71P - Discontinuation of immune checkpoint inhibitors for reasons other than disease progression and the impact on relapse and survival of advanced melanoma patients: A systematic review and meta-analysis

Background

Despite durable responses achieved with Immune Checkpoint Inhibitors (ICIs), data about optimal duration of treatment, especially in the context of adverse events, remain scarce.

Methods

A systematic literature search was conducted in three electronic databases until July 2024. Studies referring to melanoma patients who ceased ICIs electively (i.e. due to complete response (CR), protocol completion or patient/physician’s wish) or due to treatment-limiting toxicities (TLTs) were selected. Relapse rates (RRs) post cessation, time to PD, rechallenge and disease control rate (DCR) after 2^nd course were the main outcomes. Random-effects models were preferred, and subgroup and sensitivity analyses were conducted to investigate possible sources of heterogeneity.

Results

38 and 35 studies were included in qualitative and quantitative synthesis, respectively. From 2542 patients who discontinued treatment with ICIs, 495 experienced progression (n=34, RR 20.9%,95%CI 17.1–24.7%, I²85%); higher rates were detected in patients with TLTs compared to elective disc. Mean time to PD was 14.26 months (n=18, mean time 14.26,95%CI 11.54–16.98,I²93%) and was numerically longer in patients ceased for CR compared to patients with TLTs. Treatment duration before cessation was not associated with risk and time to relapse, while mucosal melanomas and non-CR as BOR during treatment led to increased risk for relapse and shorter time to PD compared to other histologic subtypes or CR. Rechallenge with ICI resulted in 57.3% DCR and 28.6% pooled CR rates (n=22, CR rate 28.6%, 95%CI 17.1–40.2, I²68%). Subgroup analysis (type of ICI) and sensitivity analyses did not alter the results significantly. Table: 71P

Conclusions

Discontinuation of ICIs in patients without progression is possible. Outcomes to rechallenge with ICIs may differ depending on the reason for discontinuation, but remains a considerable option.

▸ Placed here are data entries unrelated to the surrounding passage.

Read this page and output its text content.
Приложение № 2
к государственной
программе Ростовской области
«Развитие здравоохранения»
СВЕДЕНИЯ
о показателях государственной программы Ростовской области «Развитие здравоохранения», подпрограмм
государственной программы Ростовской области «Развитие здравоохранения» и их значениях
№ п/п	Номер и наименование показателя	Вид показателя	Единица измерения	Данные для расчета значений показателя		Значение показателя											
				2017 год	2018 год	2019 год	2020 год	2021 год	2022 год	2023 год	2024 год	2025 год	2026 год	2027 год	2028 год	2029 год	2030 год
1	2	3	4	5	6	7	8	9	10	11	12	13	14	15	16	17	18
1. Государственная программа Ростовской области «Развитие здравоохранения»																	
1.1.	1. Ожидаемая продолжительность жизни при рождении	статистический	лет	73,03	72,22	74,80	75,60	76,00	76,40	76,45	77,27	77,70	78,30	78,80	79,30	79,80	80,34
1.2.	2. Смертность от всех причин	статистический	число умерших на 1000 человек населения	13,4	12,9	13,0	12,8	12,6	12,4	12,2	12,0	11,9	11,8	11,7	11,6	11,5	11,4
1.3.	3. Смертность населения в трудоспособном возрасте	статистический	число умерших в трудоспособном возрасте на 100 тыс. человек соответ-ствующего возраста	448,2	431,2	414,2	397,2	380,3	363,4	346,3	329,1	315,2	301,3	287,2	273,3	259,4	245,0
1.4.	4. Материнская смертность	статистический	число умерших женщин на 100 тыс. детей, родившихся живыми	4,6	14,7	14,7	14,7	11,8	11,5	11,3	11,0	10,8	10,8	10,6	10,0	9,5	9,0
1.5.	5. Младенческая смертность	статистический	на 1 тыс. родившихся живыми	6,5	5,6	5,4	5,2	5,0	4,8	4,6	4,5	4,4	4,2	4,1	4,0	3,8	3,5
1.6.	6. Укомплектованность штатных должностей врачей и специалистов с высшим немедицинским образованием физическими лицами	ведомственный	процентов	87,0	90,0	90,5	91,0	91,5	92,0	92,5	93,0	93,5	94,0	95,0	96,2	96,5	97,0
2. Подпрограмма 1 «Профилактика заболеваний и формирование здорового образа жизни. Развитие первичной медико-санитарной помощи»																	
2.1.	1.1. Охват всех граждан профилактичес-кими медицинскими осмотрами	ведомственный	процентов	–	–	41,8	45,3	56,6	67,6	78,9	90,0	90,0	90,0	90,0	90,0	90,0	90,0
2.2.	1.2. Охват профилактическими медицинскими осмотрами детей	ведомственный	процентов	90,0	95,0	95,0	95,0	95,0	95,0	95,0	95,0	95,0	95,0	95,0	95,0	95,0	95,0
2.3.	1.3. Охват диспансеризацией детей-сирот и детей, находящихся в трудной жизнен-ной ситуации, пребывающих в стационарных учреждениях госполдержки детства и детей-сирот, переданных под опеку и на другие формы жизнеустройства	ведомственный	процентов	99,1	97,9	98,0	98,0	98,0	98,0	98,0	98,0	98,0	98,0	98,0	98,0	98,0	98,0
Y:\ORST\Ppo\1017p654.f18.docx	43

Legal entity responsible for the study

The authors.

Funding

Has not received any funding.

Disclosure

U. Leiter-Stoppke: Financial Interests, Personal, Advisory Board, and speaker's honoraria: Sun Pharma, Regeneron, Sanofi; Financial Interests, Personal, Advisory Board: Pierre Fabre, Novartis, Almirall Hermal; Financial Interests, Institutional, Research Grant: MSD. L. Flatz: Financial Interests, Personal, Full or part-time Employment, Section Head of Dermato-oncology: University Hospital of Tübingen; Financial Interests, Personal, Stocks/Shares, Founder: Hookipa Pharma, Humion AG; Financial Interests, Personal, Ownership Interest, Founder: Abtherix GmbH, Schmelzberg GmbH; Financial Interests, Personal, Royalties, IP owner together with University of Zurich: Hookipa Pharma; Non-Financial Interests, Personal, Advisory Role: Philogen. T.M.S. Amaral: Financial Interests, Personal, Writing Engagement: CeCaVa, Medtrix; Financial Interests, Personal, Invited Speaker: BMS, Novartis, Pierre Fabre, Neracare; Financial Interests, Personal, Advisory Board: Delcath, Philogen; Financial Interests, Institutional, Funding: Novartis, Neracare, Sanofi, Skyline-Dx, Pascoe, MNI - Naturwissenschaftliches und Medizinisches Institut; Financial Interests, Institutional, Research Grant: Novartis, iFIT; Financial Interests, Institutional, Local PI: IO Biotech, MSD, University Hospital, Essen, Roche, BMS, BioNTech, Philogen, Pfizer, Immunocore, HUYA Bioscience, AstraZeneca, Agenus Inc., Regeneron; Financial Interests, Institutional, Coordinating PI: Unicancer; Non-Financial Interests, Personal, Member: Portuguese Society for Medical Oncology, ASCO; Other, Personal, Other, Clinical expert in the area of medical oncology: INFARMED - PT. All other authors have declared no conflicts of interest.